What I am trying to do is the following:
Assume data:
<x> <my:sameValue> <y>
<y> <my:value> 5
I want a rule that will produce
<x> <my:value> 5
So something like:
(?x my:sameValue ?y) (?y my:value ?v) -> (?x my:value ?v)
but in addition if I change [<y> <my:value> 5] to [<y> <my:value> 10] I
want the reasoner to change [<x> <my:value> 5] to [<x> <my:value> 10]
So after first reasoning data are:
<x> <my:sameValue> <y>
<y> <my:value> 5
<x> <my:value> 5
and after changing <y> <my:value> 5 the data are:
<x> <my:sameValue> <y>
<y> <my:value> 10
<x> <my:value> 10
Note that the <x> <my:value> 5 has been deleted.
Is this possible?
Sure, it would work that way so long as the [<y> <my:value> 5] is only
present by virtue of the inference, not in the base graph (see below).
In general do rules recalculate the results when the data changes?--
Yes but deletes are not incremental, and the details differ between the
reasoners.
The forward reasoners keeps a graph of partial bindings and if new
triples are added the additional inferred triples are computed
incrementally. If a triple is removed then the graph is marked unclean
(the "prepared" flag is reset) so at the next query (or next explicit
prepare() call) the inference will be restarted from scratch.

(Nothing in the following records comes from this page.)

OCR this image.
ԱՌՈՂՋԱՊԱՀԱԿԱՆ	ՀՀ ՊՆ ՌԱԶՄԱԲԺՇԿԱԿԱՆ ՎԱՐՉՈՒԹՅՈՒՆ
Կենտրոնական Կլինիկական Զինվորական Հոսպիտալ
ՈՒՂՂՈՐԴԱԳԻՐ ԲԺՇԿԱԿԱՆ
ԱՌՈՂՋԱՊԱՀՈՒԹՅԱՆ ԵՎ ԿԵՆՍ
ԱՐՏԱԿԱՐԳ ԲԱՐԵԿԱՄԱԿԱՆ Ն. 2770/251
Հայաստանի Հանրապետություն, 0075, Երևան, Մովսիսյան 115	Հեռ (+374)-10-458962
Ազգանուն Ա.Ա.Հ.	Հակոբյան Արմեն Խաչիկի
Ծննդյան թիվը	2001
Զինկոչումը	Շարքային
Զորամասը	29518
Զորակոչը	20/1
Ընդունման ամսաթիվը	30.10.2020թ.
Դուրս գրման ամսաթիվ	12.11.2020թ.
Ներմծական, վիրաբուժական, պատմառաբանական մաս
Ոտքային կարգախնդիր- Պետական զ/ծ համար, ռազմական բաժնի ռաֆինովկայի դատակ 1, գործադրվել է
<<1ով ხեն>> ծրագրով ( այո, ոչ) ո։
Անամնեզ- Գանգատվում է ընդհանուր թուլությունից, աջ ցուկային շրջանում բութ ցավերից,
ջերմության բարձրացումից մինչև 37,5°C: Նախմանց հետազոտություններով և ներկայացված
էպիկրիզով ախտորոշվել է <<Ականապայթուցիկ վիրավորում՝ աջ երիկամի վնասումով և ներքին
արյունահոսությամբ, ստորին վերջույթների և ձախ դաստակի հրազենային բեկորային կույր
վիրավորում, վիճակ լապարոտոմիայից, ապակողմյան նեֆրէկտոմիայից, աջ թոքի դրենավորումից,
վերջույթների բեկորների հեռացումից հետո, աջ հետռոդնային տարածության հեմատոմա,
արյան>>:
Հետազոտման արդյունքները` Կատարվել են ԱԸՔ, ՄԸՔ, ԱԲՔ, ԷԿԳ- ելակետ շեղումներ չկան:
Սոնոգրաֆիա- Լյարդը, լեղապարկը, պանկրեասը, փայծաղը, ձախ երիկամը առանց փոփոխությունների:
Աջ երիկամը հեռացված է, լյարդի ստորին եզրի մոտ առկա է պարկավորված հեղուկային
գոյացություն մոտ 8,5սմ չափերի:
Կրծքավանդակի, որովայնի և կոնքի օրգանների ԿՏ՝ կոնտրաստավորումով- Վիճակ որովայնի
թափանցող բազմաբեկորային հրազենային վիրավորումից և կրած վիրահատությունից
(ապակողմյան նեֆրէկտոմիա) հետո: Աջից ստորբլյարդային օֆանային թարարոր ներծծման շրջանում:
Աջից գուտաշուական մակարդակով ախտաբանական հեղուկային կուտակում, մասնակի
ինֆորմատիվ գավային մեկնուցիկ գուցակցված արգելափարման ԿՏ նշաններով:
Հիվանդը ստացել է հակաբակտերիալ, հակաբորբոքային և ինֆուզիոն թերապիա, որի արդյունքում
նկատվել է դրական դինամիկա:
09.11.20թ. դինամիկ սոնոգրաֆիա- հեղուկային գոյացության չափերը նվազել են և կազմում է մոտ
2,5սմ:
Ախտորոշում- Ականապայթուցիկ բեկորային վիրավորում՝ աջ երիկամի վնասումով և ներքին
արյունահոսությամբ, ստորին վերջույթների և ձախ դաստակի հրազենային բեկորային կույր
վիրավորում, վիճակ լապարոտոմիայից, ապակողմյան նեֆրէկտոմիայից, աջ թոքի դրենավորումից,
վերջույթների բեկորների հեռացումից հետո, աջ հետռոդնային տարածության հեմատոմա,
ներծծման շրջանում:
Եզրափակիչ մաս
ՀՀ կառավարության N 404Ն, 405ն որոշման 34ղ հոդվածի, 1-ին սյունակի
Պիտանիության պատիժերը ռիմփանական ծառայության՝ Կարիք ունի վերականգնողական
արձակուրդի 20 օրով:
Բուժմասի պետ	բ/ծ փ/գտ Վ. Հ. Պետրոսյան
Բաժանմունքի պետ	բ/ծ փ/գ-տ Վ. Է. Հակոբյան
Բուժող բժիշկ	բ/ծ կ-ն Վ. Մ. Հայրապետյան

So in your case, starting with a base model of:
<x> <my:sameValue> <y>
<y> <my:value> 5
then the above rule would generate a deduction of:
<x> <my:value> 5
If you then delete:
<y> <my:value> 5
and add:
<y> <my:value> 10
Then, at the next query, the forward reasoner will throw away its
deductions graph and internal rete network and start over, it would then
generate:
<y> <my:value> 5
However, if your base graph had:
<x> <my:sameValue> <y>
<y> <my:value> 5
<x> <my:value> 42
then the rules won't remove that third triple so you would end up with:
<x> <my:sameValue> <y>
<y> <my:value> 5
<x> <my:value> 42
<x> <my:value> 5
For the backward rules then, unless you use tabling to cache partial
goals, the inference is done on demand at query time anyway so you'll
get the same answers as above and the work will be done again at each
query whatever you've done to the graph in the meantime.